Mary Beatrix Dobie (22 December 1850 – 25 November 1880) was an English painter who died in New Zealand.

== Biography ==
Dobie spent some of her early years in Burma, where her father Herbert Main Dobie was a major in the British army. He died there in 1854 when Dobie was three years old, and his widow Ellen Dobie travelled back to England with Dobie and her siblings. Ellen settled in Irthington, Cumbria to raise her family of three daughters and three sons. When she was 21 years old, Dobie moved to London and enrolled in the Female School of Art in Bloomsbury.

In 1875, Dobie's older brother Herbert emigrated to New Zealand, and in 1877, Dobie and her mother and sister Bertha travelled first-class on the May Queen to visit him, arriving in January 1878. Dobie and Bertha kept detailed diaries of the journey and Dobie made sketches and drawings, which were later edited and published as The Voyage of the May Queen. Herbert had purchased a cottage in Parnell, Auckland, and the three visitors stayed with him there while also enjoying trips to attractions such as the famed Pink and White Terraces. In 1879 Dobie and her sister travelled to Samoa and Fiji for more sightseeing.

During this time, Dobie sketched and painted scenes depicting her travels, some of which were published in the London Graphic magazine. She also worked on the illustrations for Herbert's book New Zealand Ferns, which, on publication, became the standard book on the subject and was re-printed five times.

In November 1880 Dobie visited her sister in her new home in Ōpunake, Taranaki; Bertha had married a constabulary officer who had been transferred to the fortified town due to tensions and fighting between the local Māori people and the British settlers. Dobie and Bertha explored the area together, including a visit to the nearby village of Parihaka, where Dobie sketched the village and its leader Te Whiti o Rongomai.
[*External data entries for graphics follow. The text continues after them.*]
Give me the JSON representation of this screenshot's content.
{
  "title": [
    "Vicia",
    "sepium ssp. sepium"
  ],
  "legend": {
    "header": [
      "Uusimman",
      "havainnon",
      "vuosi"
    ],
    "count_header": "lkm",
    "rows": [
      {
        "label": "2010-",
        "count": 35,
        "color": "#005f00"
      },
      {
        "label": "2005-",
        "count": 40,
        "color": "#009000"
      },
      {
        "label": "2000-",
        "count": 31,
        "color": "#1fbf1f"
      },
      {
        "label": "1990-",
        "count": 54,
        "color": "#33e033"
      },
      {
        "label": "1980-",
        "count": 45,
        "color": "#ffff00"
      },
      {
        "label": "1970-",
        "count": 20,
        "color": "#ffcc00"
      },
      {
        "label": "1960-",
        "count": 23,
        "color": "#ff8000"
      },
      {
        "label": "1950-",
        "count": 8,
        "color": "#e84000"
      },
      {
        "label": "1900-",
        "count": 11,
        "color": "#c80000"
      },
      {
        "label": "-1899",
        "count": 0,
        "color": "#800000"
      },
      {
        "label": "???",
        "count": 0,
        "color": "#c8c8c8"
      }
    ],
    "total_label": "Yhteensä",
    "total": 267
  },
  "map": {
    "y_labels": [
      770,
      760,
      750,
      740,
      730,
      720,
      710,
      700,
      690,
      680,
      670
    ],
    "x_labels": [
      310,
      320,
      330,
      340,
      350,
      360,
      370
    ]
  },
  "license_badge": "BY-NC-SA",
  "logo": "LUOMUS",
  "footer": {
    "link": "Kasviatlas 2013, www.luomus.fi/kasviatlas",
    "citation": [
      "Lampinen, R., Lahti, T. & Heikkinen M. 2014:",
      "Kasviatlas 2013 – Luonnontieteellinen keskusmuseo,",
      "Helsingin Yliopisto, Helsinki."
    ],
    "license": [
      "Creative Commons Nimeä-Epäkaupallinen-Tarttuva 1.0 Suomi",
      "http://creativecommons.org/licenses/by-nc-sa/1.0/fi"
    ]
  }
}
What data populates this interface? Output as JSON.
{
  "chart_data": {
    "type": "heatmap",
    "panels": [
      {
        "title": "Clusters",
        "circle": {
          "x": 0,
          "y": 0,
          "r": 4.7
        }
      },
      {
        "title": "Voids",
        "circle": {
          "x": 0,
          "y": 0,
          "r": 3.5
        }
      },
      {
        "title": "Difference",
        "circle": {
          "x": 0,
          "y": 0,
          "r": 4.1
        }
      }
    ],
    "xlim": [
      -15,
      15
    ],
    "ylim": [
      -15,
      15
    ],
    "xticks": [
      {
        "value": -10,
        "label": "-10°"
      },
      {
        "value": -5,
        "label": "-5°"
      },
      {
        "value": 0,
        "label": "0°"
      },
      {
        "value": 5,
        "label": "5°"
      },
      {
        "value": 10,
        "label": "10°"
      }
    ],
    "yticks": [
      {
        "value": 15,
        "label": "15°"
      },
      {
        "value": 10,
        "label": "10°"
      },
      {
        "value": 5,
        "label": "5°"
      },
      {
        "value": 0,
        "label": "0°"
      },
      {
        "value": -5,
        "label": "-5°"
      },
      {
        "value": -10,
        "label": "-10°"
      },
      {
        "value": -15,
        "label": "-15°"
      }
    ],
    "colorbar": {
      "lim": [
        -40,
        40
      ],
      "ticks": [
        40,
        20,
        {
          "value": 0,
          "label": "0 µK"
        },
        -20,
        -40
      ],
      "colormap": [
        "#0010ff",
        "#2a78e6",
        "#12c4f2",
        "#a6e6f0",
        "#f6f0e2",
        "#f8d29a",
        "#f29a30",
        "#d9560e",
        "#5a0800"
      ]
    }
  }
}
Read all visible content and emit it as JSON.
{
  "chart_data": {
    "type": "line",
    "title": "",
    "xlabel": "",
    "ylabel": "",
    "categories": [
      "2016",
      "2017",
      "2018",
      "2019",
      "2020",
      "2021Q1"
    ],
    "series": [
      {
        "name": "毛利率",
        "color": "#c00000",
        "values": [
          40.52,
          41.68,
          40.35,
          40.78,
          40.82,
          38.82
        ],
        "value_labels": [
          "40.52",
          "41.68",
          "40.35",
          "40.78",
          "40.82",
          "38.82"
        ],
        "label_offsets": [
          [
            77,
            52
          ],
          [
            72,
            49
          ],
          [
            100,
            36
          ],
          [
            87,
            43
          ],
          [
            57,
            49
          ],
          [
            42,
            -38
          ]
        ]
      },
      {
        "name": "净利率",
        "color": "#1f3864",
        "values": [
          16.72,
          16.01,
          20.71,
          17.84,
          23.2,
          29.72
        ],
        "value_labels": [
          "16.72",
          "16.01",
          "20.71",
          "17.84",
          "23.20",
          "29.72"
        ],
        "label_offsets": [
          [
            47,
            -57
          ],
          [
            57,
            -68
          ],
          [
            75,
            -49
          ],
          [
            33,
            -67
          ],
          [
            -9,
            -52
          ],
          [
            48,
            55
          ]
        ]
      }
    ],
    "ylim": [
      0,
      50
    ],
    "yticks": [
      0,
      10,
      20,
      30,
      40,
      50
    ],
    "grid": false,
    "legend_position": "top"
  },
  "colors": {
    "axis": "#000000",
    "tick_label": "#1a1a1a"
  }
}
When she was out sketching one afternoon at Te Namu Bay she was confronted by a man, Tuhiata, who demanded money from her. Dobie gave him what she had, but when she said she would report Tuhiata to the British authorities, he attacked her and killed her. Her body was found around 9.30p.m. that evening by her brother-in-law and a search party of fellow constabulary.

Tuhiata confessed to the crime and was tried and found guilty. He was sentenced to death by hanging, which was carried out on 29 December in Wellington.